LEWISTON — Shots were fired Tuesday afternoon along Pine Street in what police described as a drive-by shooting just after 3 p.m.
Seven hours later, a suspect was taken into a custody after a long standoff that brought the Maine State Police Tactical Team to Elm Street in massive numbers.
The suspect, who appeared to be a young man, came out of the house with his arms raised as state police used a public address system to guide him toward waiting troopers.
Two others had come out of the apartment house at 25 Elm St. about an hour earlier. It was not clear late Tuesday night if all of them were believed connected to the shooting on Pine Street.
The arrest brought to a close a standoff that had begun around 5 p.m. when Lewiston police descended on the Elm Street home after their investigation into the shooting led them to the suspects.
Nobody was hurt in the shooting.
Shortly after 3 p.m., police were called out to the area of Pine Street, near the intersection of Horton Street, after callers reported hearing up to 10 shots fired in the area.
Witnesses said it appeared that someone in a dark-colored SUV had been firing at a group of men standing outside Webb’s Market. Nobody was struck by gunfire, but the neighborhood was once again left rattled by the thunder of gunfire in the middle of the afternoon.
One woman said she was walking her dog on Pine Street when she heard a series of gunshots. A woman who lives near Webb’s said she heard at least a half dozen shots before the driver of the SUV sped away. Others reported hearing as many as 10 shots.

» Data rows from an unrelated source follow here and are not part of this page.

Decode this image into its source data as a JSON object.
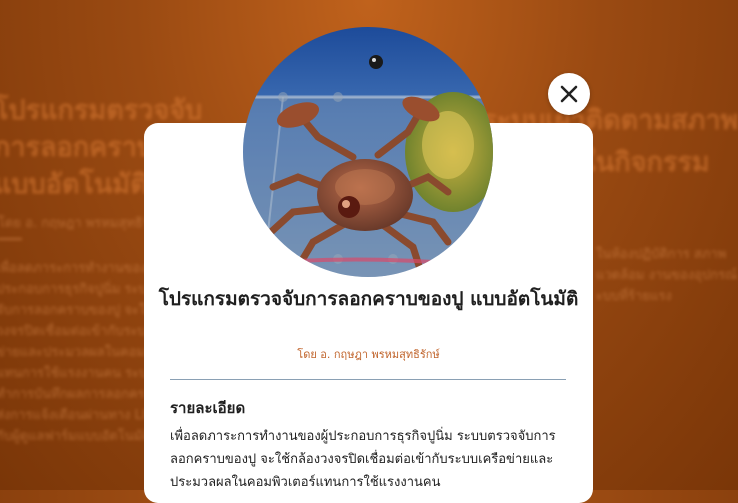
{
  "background_page": {
    "title_left": "โปรแกรมตรวจจับการลอกคราบแบบอัตโนมัติ",
    "author_left": "โดย อ. กฤษฎา พรหมสุทธิรักษ์",
    "body_left": "เพื่อลดภาระการทำงานของผู้ประกอบการธุรกิจปูนิ่ม ระบบตรวจจับการลอกคราบของปู จะใช้กล้องวงจรปิดเชื่อมต่อเข้ากับระบบเครือข่ายและประมวลผลในคอมพิวเตอร์แทนการใช้แรงงานคน ระบบจะทำการบันทึกผลการลอกคราบและส่งการแจ้งเตือนผ่านทาง LINE ให้กับผู้ดูแลฟาร์มแบบอัตโนมัติ",
    "title_right": "ระบบเฝ้าติดตามสภาพแวดล้อมในกิจกรรม",
    "body_right": "ในห้องปฏิบัติการ สภาพแวดล้อม งานของอุปกรณ์ ะบบที่ร้ายแรง"
  },
  "modal": {
    "title": "โปรแกรมตรวจจับการลอกคราบของปู แบบอัตโนมัติ",
    "author": "โดย อ. กฤษฎา พรหมสุทธิรักษ์",
    "section_heading": "รายละเอียด",
    "description": "เพื่อลดภาระการทำงานของผู้ประกอบการธุรกิจปูนิ่ม ระบบตรวจจับการลอกคราบของปู จะใช้กล้องวงจรปิดเชื่อมต่อเข้ากับระบบเครือข่ายและประมวลผลในคอมพิวเตอร์แทนการใช้แรงงานคน",
    "close_icon": "close-icon",
    "photo_icon": "crab-photo",
    "accent_color": "#c0632a"
  }
}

Police said the people who were shot at on Pine Street also fled the area before police arrived.

Police who responded to the scene fanned out across the downtown in search of suspects. A short time later, an investigation led them to the apartment house on Elm Street, where it was believed the suspects were holed up.
Police blocked off Elm Street at Main Street and surrounded the building, taking cover behind their cruisers and a dumpster across the street, with rifles and pistols drawn.
As the standoff developed, tenants of nearby homes were unable to return to their apartments. One man said he had just driven 15 hours from Canada with two sick children. With police blocking access to his home — next door to the apartment where police believed the suspects were hiding — he was forced to retreat to his car on nearby Whipple Street.
That man and two others who live in the neighborhood said the apartment building police were focused on has been the scene of suspicious activity in recent months. There were frequent visitors to one of the apartments there, they said, and a lot of young people coming and going at all hours.
Several neighbors said a woman and two children were sent out of the apartment building around the time that police were first arriving on the scene.
“We are using an abundance of caution due to the potential of weapons involved,” Lewiston police Lt. Derrick St. Laurent said about an hour into the standoff. “We hope this will end peacefully.”
Just after 10 p.m., St. Laurent said that with suspects in custody, police were preparing to search the Elm Street apartment house as their investigation continued.
The gunfire on Tuesday follows a shooting Saturday afternoon in which a local man was struck twice and hospitalized. That shooting also remained under investigation.
No arrests were made in either shooting by early Tuesday night.